The act only applies to employees who have been ordered to quarantine or isolate by New York State, the Department of Health, a local health board, or another government entity authorized to issue a quarantine or isolation order. It is important to note that the Act does not cover employees who have voluntarily chosen to quarantine or self-isolate. Benefits would not be available to quarantined employees who are asymptomatic and able to perform their job functions remotely.

 

Required Paid Sick Leave

The Act covers all employers and the amount of leave an employee is entitled to depends on the employer’s size.

• Employers of 10 or fewer as of January 1, 2020 must provide unpaid, job protected sick time during an employee’s period of ordered quarantine or isolation, except those employers with net income of more than $1 million, which must provide five days of paid sick leave
• Employers of 11 to 99 must provide five days of paid sick leave
• Employers of 100 or more must provide up to fourteen days of paid sick leave
• Public employers must provide at least fourteen days of paid sick leave

NOTE: Paid sick leave shall be provided without loss of an employee’s accrued sick leave.

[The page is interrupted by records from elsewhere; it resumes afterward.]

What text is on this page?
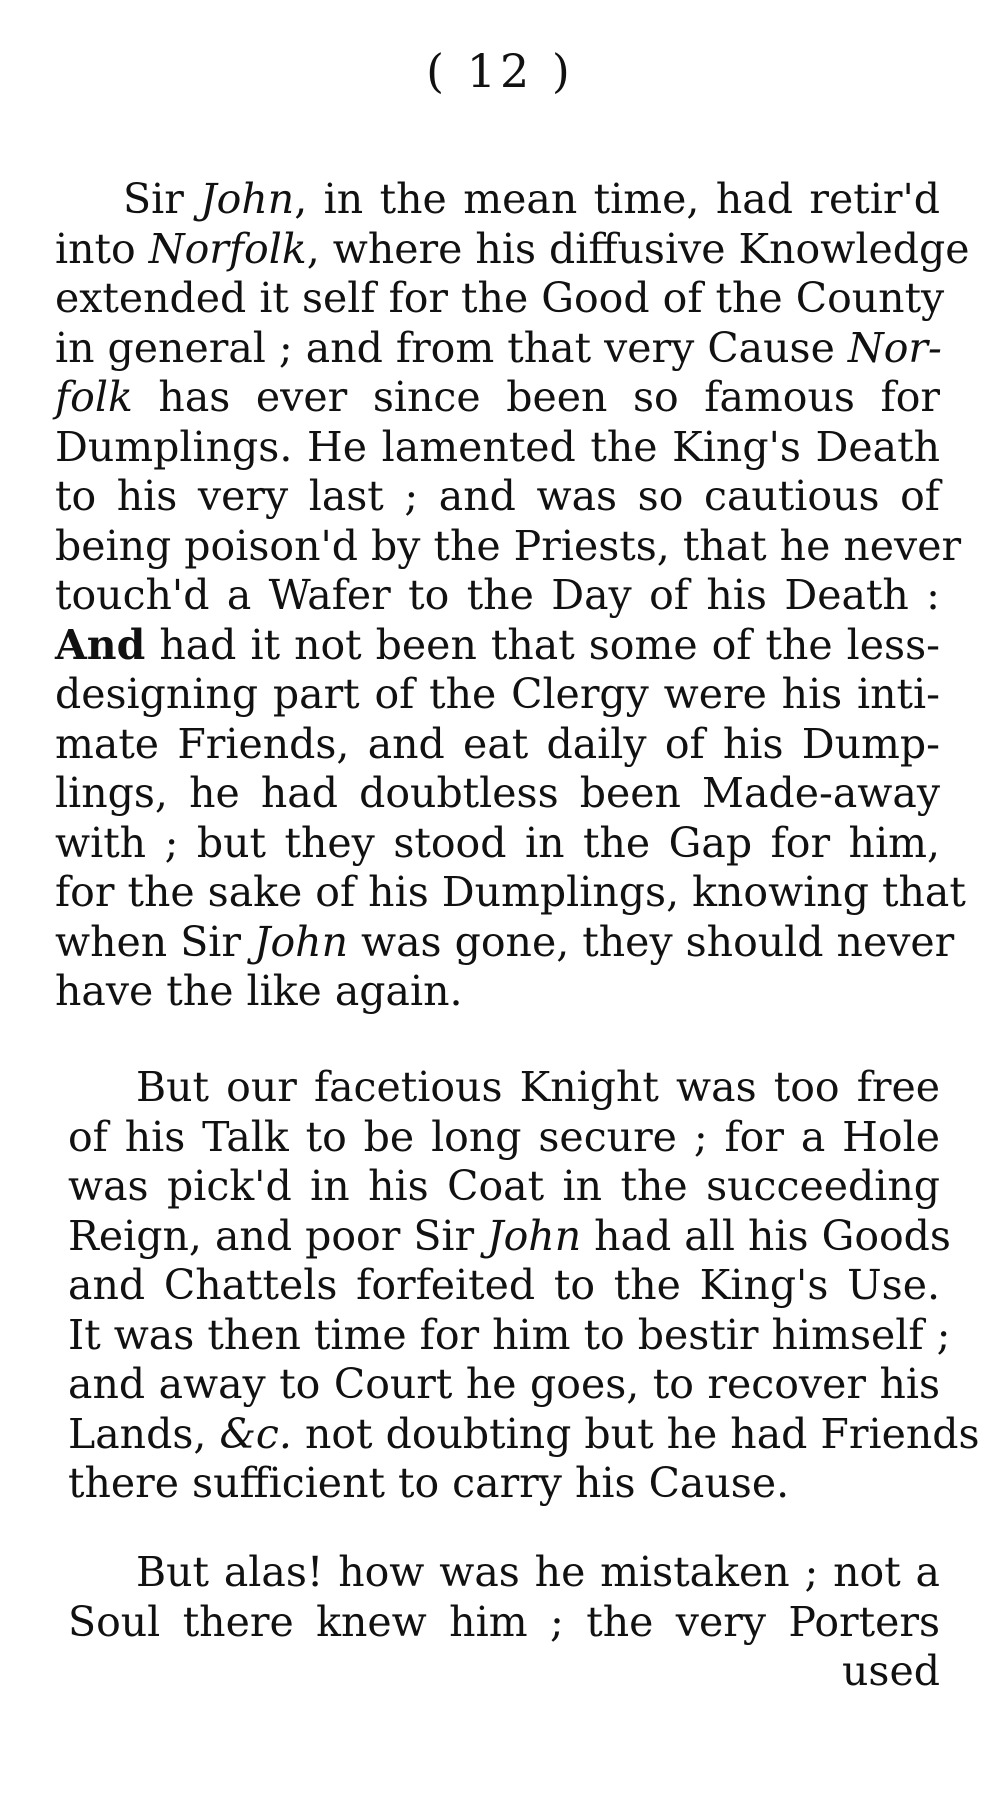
( 12 )
Sir John, in the mean time, had retir'd
into Norfolk, where his diffusive Knowledge
extended it self for the Good of the County
in general ; and from that very Cause Nor-
folk has ever since been so famous for
Dumplings. He lamented the King's Death
to his very last ; and was so cautious of
being poison'd by the Priests, that he never
touch'd a Wafer to the Day of his Death :
And had it not been that some of the less-
designing part of the Clergy were his inti-
mate Friends, and eat daily of his Dump-
lings, he had doubtless been Made-away
with ; but they stood in the Gap for him,
for the sake of his Dumplings, knowing that
when Sir John was gone, they should never
have the like again.
But our facetious Knight was too free
of his Talk to be long secure ; for a Hole
was pick'd in his Coat in the succeeding
Reign, and poor Sir John had all his Goods
and Chattels forfeited to the King's Use.
It was then time for him to bestir himself ;
and away to Court he goes, to recover his
Lands, &c. not doubting but he had Friends
there sufficient to carry his Cause.
But alas! how was he mistaken ; not a
Soul there knew him ; the very Porters
used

That is, this leave is in addition to whatever leave is already provided by the employer and is to be used first.

The paid sick leave is to be paid by the company itself and the paid sick leave is “job protected,” meaning that employees who take sick leave due to a quarantine order will be entitled to the restoration of their job. Similarly, employees may not be discriminated against or retaliated against for taking sick leave.

 

New York PFL and Disability Leave Expansion

The Act also expands New York’s Paid Family Leave Law and Disability Benefit Law to cover employees under a quarantine order.

PFL will be available to employees when an employee is unable to work due to a quarantine order or an employee has to care for their child, under 18, who is subject to a quarantine order.

Employees will also be eligible for disability leave on the first day of disability when an employee is unable to perform the regular duties of employment or the duties of any other employment which the employer may offer, as a result of the quarantine order, and the employee has exhausted all paid sick leave provided by the employer under this law.